Reva’s moment with Tala is also great. “I do like a good liar,” Reva says. It makes me wonder what else Reva might be lying about. If her only ambition is to become Grand Inquisitor upon the capture of Kenobi and the other rebels, I’ll be greatly disappointed. I’m hoping her stated desire for the position is one of her greatest lies, especially if her former Jedi teacher is in the tombs below.
Obi-Wan always seems to find himself in the water at critical moments of the plot, and this episode is no exception. Like Cal, Obi-Wan gains entry through the water. He makes his way to Leia just in time, lighting his saber from the shadows, illuminating the soldier he’s going to kill before he disappears once more, which is all very reminiscent of the tactics Vader used against him in the previous episode. It’s no accident that Kenobi’s robes are actual Jedi robes. We see him practicing using the Force in Tala’s shuttle, and then the most impressive use of that Force is holding the water back so Tala and Leia can escape. In a way, he fully resurrects Obi-Wan in this episode, not only with the new clothes, the familiar lightsaber moves, and his impressive use of the Force, but because he holds Leia’s hand in a moment of tenderness. In the early episodes when he didn’t want to save Leia because he wasn’t the man. Look at how far he’s come. The Jedi cannot help what they are.

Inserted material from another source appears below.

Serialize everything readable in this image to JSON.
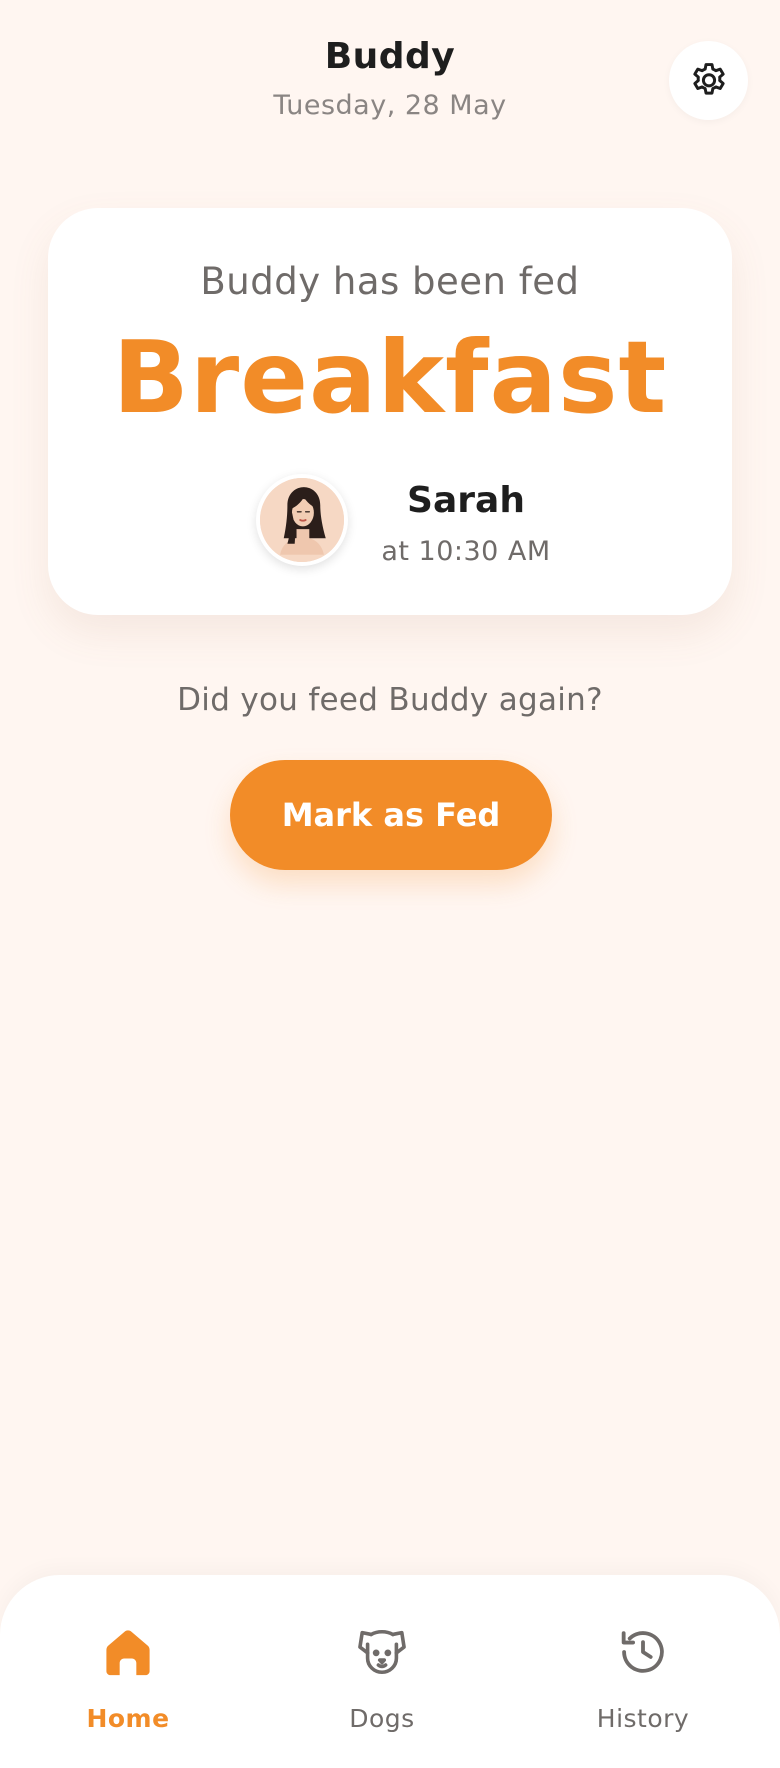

Tala, whom I already suspected would be a favorite character, also shone in this episode. She assumes her officer role to guide Kenobi through the fortress’s hallways with an authority she no longer believes in but that she wields to great effect. When Reva circles her, eying her as the traitor, Tala plays fast and loose with truth as she sidesteps Reva by admitting the truth in the context of a lie: of course, I’m a spy! What a great moment.
The daring rescue of the pilots was also so very Star Wars. Sully’s nervous and desperate “Get in, get in,” conveys a vulnerability that the original trilogy (and even to some extent the sequel trilogy) didn’t allow their rebels to always have. The fortress isn’t the death star, but these aren’t fighter pilots, and they aren’t Jedi either. That Tala and Sully were shone comforting each other in the closing shots is also special and needed. Despite Leia says as an adult, there must be time for grief.
As before, I love every callback to the prequel, the original trilogies, and Fallen Order, from every moment Obi-Wan remembers his relationship with Anakin and grieves it, to the generic plot points where they’re going to use a tracker to find the rebel location. It’s the same story, but also a different one, simply because of the emotional beats Kenobi has chosen to focus on. In a way, it’s like a metaphor of the Force, connecting and binding us together.